- Born: Vasco Alves Henriques Lucas Nunes December 13, 1974 Lisbon, Portugal
- Died: March 11, 2016 (aged 41) Los Angeles, California, US
- Occupations: Cinematographer, director, producer, editor
- Years active: 1999–2016

= Vasco Nunes =

Portuguese cinematographer, producer and film director

Vasco Alves Henriques Lucas Nunes (December 13, 1974 – March 11, 2016) was a Portuguese cinematographer, producer, and film director. In 2003, he graduated from the AFI Conservatory with a master's in cinematography, yet had begun working in the film and television industry in the early 1990s.

His work is part of the permanent collection of the Museum of Modern Art in New York City, and has garnered international cinematography awards, two Grand Jury Prizes at Sundance, a Peabody Award, a Golden Eagle Award for Investigative Journalism from CINE, an International Documentary Film Festival Amsterdam Special Jury Prize, and film selections at major film festivals, as well as executed major advertising campaigns and music projects.

==Filmography==
- CNN & Universal - Marah Strauch's Sunshine Superman as director of photography and consulting producer (2014)
- Rooth Tang's Sway in Paris, France. (DP) (2014)
- Sony's Battle of the Year: The Dream Team in 3d (2nd Unit DP) (2013)
- MSNBC's Mind Over Mania (executive producer, cinematographer) (2012) (Winner of Golden Eagle from CINE organization for Investigative Journalism)
- Beautiful Faces (cinematographer) (2011)
- Oprah Builds a Network (cinematographer) (2012)
- Rampart (operator, H2O DP 2nd Unit) (2012)
- We Live in Public (co-producer / cinematographer) (2009) (Sundance Grand Jury Prize 2009, Karlovy-Vary Special Jury Prize)
- Anvil! The Story of Anvil (additional cinematographer) (2008) (Paramount Vantage)
- Lyle Lovett: It's Not Big It's Large (director / producer / cinematographer) (2007) (Feature DVD)
- American Teen Movie (cinematographer) (2007)
- Planet B-Boy (cinematographer) (2007) (IDFA Special Jury Prize)
- Nimrod Nation (cinematographer) (2007) (Sundance Channel Doc Series - winner of Peabody Award 2008)
- Join Us (producer) (2007) (several special jury prizes)
- Recycle (director / producer / cinematographer) (2004) (winner of Sustainability Award by Media That Matters Film Festival)
- DiG! (producer / cinematographer) (2004) (Sundance Grand Jury Prize 2004)
- Jari (producer / cinematographer) (1999)

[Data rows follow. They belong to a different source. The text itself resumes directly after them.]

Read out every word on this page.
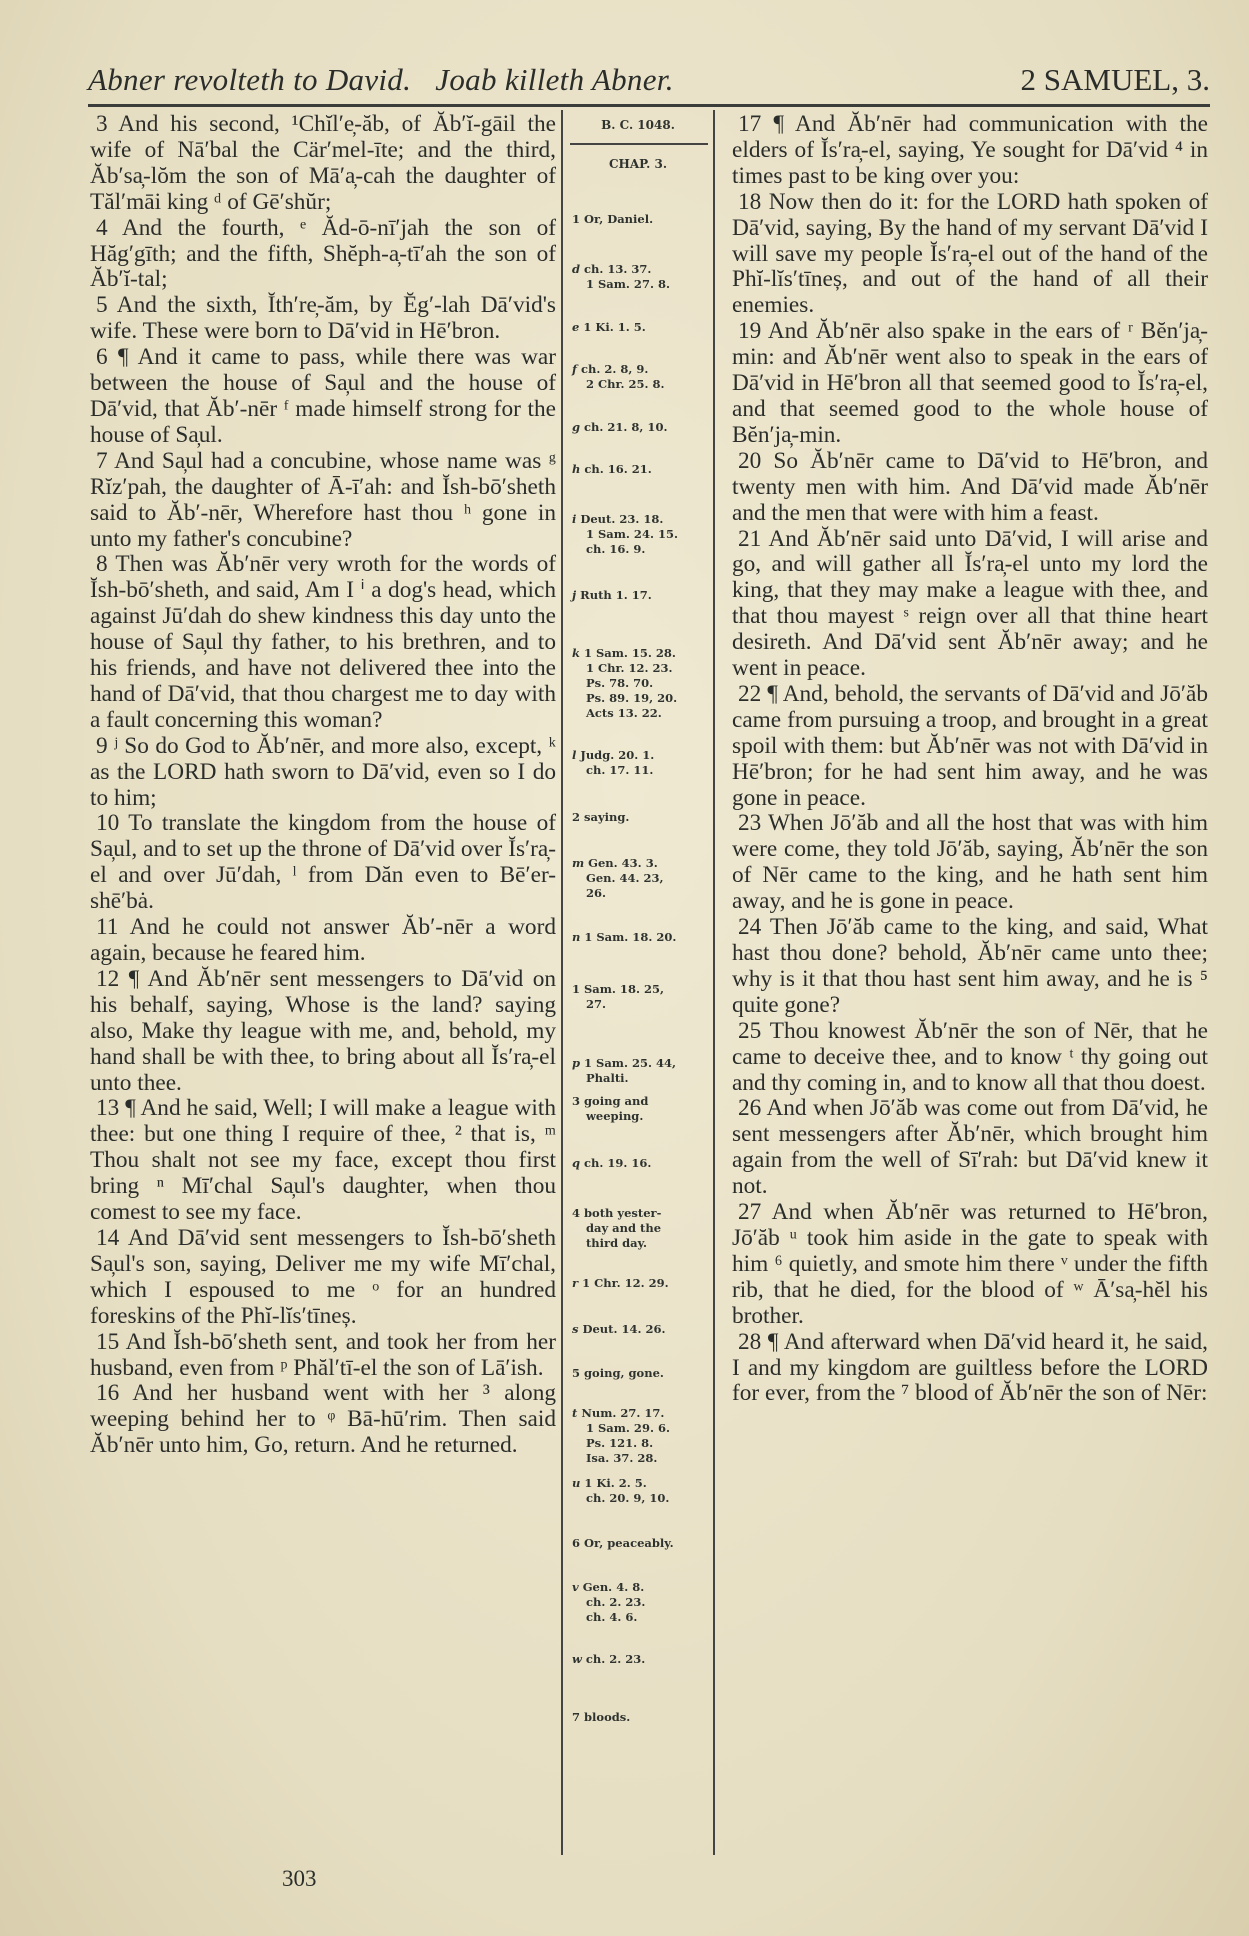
Abner revolteth to David.   Joab killeth Abner.	2 SAMUEL, 3.

3 And his second, ¹Chĭl′e̦-ăb, of Ăb′ĭ-gāil the wife of Nā′bal the Cär′mel-īte; and the third, Ăb′sa̦-lŏm the son of Mā′a̦-cah the daughter of Tăl′māi king ᵈ of Gē′shŭr;

4 And the fourth, ᵉ Ăd-ō-nī′jah the son of Hăg′gīth; and the fifth, Shĕph-a̦-tī′ah the son of Ăb′ĭ-tal;

5 And the sixth, Ĭth′re̦-ăm, by Ĕg′-lah Dā′vid's wife. These were born to Dā′vid in Hē′bron.

6 ¶ And it came to pass, while there was war between the house of Sa̦ul and the house of Dā′vid, that Ăb′-nēr ᶠ made himself strong for the house of Sa̦ul.

7 And Sa̦ul had a concubine, whose name was ᵍ Rĭz′pah, the daughter of Ā-ī′ah: and Ĭsh-bō′sheth said to Ăb′-nēr, Wherefore hast thou ʰ gone in unto my father's concubine?

8 Then was Ăb′nēr very wroth for the words of Ĭsh-bō′sheth, and said, Am I ⁱ a dog's head, which against Jū′dah do shew kindness this day unto the house of Sa̦ul thy father, to his brethren, and to his friends, and have not delivered thee into the hand of Dā′vid, that thou chargest me to day with a fault concerning this woman?

9 ʲ So do God to Ăb′nēr, and more also, except, ᵏ as the LORD hath sworn to Dā′vid, even so I do to him;

10 To translate the kingdom from the house of Sa̦ul, and to set up the throne of Dā′vid over Ĭs′ra̦-el and over Jū′dah, ˡ from Dăn even to Bē′er-shē′bȧ.

11 And he could not answer Ăb′-nēr a word again, because he feared him.

12 ¶ And Ăb′nēr sent messengers to Dā′vid on his behalf, saying, Whose is the land? saying also, Make thy league with me, and, behold, my hand shall be with thee, to bring about all Ĭs′ra̦-el unto thee.

13 ¶ And he said, Well; I will make a league with thee: but one thing I require of thee, ² that is, ᵐ Thou shalt not see my face, except thou first bring ⁿ Mī′chal Sa̦ul's daughter, when thou comest to see my face.

14 And Dā′vid sent messengers to Ĭsh-bō′sheth Sa̦ul's son, saying, Deliver me my wife Mī′chal, which I espoused to me ᵒ for an hundred foreskins of the Phĭ-lĭs′tīneș.

15 And Ĭsh-bō′sheth sent, and took her from her husband, even from ᵖ Phăl′tī-el the son of Lā′ish.

16 And her husband went with her ³ along weeping behind her to ᵠ Bā-hū′rim. Then said Ăb′nēr unto him, Go, return. And he returned.

B. C. 1048.
CHAP. 3.
1 Or, Daniel.
d ch. 13. 37.
1 Sam. 27. 8.
e 1 Ki. 1. 5.
f ch. 2. 8, 9.
2 Chr. 25. 8.
g ch. 21. 8, 10.
h ch. 16. 21.
i Deut. 23. 18.
1 Sam. 24. 15.
ch. 16. 9.
j Ruth 1. 17.
k 1 Sam. 15. 28.
1 Chr. 12. 23.
Ps. 78. 70.
Ps. 89. 19, 20.
Acts 13. 22.
l Judg. 20. 1.
ch. 17. 11.
2 saying.
m Gen. 43. 3.
Gen. 44. 23,
26.
n 1 Sam. 18. 20.
1 Sam. 18. 25,
27.
p 1 Sam. 25. 44,
Phalti.
3 going and
weeping.
q ch. 19. 16.
4 both yester-
day and the
third day.
r 1 Chr. 12. 29.
s Deut. 14. 26.
5 going, gone.
t Num. 27. 17.
1 Sam. 29. 6.
Ps. 121. 8.
Isa. 37. 28.
u 1 Ki. 2. 5.
ch. 20. 9, 10.
6 Or, peaceably.
v Gen. 4. 8.
ch. 2. 23.
ch. 4. 6.
w ch. 2. 23.
7 bloods.

17 ¶ And Ăb′nēr had communication with the elders of Ĭs′ra̦-el, saying, Ye sought for Dā′vid ⁴ in times past to be king over you:

18 Now then do it: for the LORD hath spoken of Dā′vid, saying, By the hand of my servant Dā′vid I will save my people Ĭs′ra̦-el out of the hand of the Phĭ-lĭs′tīneș, and out of the hand of all their enemies.

19 And Ăb′nēr also spake in the ears of ʳ Bĕn′ja̦-min: and Ăb′nēr went also to speak in the ears of Dā′vid in Hē′bron all that seemed good to Ĭs′ra̦-el, and that seemed good to the whole house of Bĕn′ja̦-min.

20 So Ăb′nēr came to Dā′vid to Hē′bron, and twenty men with him. And Dā′vid made Ăb′nēr and the men that were with him a feast.

21 And Ăb′nēr said unto Dā′vid, I will arise and go, and will gather all Ĭs′ra̦-el unto my lord the king, that they may make a league with thee, and that thou mayest ˢ reign over all that thine heart desireth. And Dā′vid sent Ăb′nēr away; and he went in peace.

22 ¶ And, behold, the servants of Dā′vid and Jō′ăb came from pursuing a troop, and brought in a great spoil with them: but Ăb′nēr was not with Dā′vid in Hē′bron; for he had sent him away, and he was gone in peace.

23 When Jō′ăb and all the host that was with him were come, they told Jō′ăb, saying, Ăb′nēr the son of Nēr came to the king, and he hath sent him away, and he is gone in peace.

24 Then Jō′ăb came to the king, and said, What hast thou done? behold, Ăb′nēr came unto thee; why is it that thou hast sent him away, and he is ⁵ quite gone?

25 Thou knowest Ăb′nēr the son of Nēr, that he came to deceive thee, and to know ᵗ thy going out and thy coming in, and to know all that thou doest.

26 And when Jō′ăb was come out from Dā′vid, he sent messengers after Ăb′nēr, which brought him again from the well of Sī′rah: but Dā′vid knew it not.

27 And when Ăb′nēr was returned to Hē′bron, Jō′ăb ᵘ took him aside in the gate to speak with him ⁶ quietly, and smote him there ᵛ under the fifth rib, that he died, for the blood of ʷ Ā′sa̦-hĕl his brother.

28 ¶ And afterward when Dā′vid heard it, he said, I and my kingdom are guiltless before the LORD for ever, from the ⁷ blood of Ăb′nēr the son of Nēr:

303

For a detailed CV of his work:
https://silo.tips/download/director-of-photography-long-form-resume

==Personal life and death==
Vasco Nunes lived with passion in Los Angeles California, constantly pursuing his career in film, documentaries, and commercials. He was an energetic personality with a wide circle of friends who joined him on bike rides, watching world soccer matches, attending art and cultural events, and home dinner events. His family remains in Portugal, where his mother is a teacher and fine artist, his sister is an entrepreneur, artist, holistic therapist and involved in the airline industry, his father has also died five years after Vasco (11/06/2021), he was an economist, and his nephews pursue their education, the oldest finish electrotechnical engineering and telecommunications and is working in Barcelona.

Nunes was - for a few years - romantically involved with filmmaker Ondi Timoner, with whom he shares in the creation and production of various documentaries through their former company held together; Interloper Films. The relationship ended up in ongoing and unresolved court battles related to the care of their son after the couple decided to separate in 2006.

In 2016 Nunes was killed in a motorcycle accident while riding in Los Angeles. His funeral and memorial took place in Los Angeles, and his ashes were taken back to Portugal with his sister and his brother-in-law.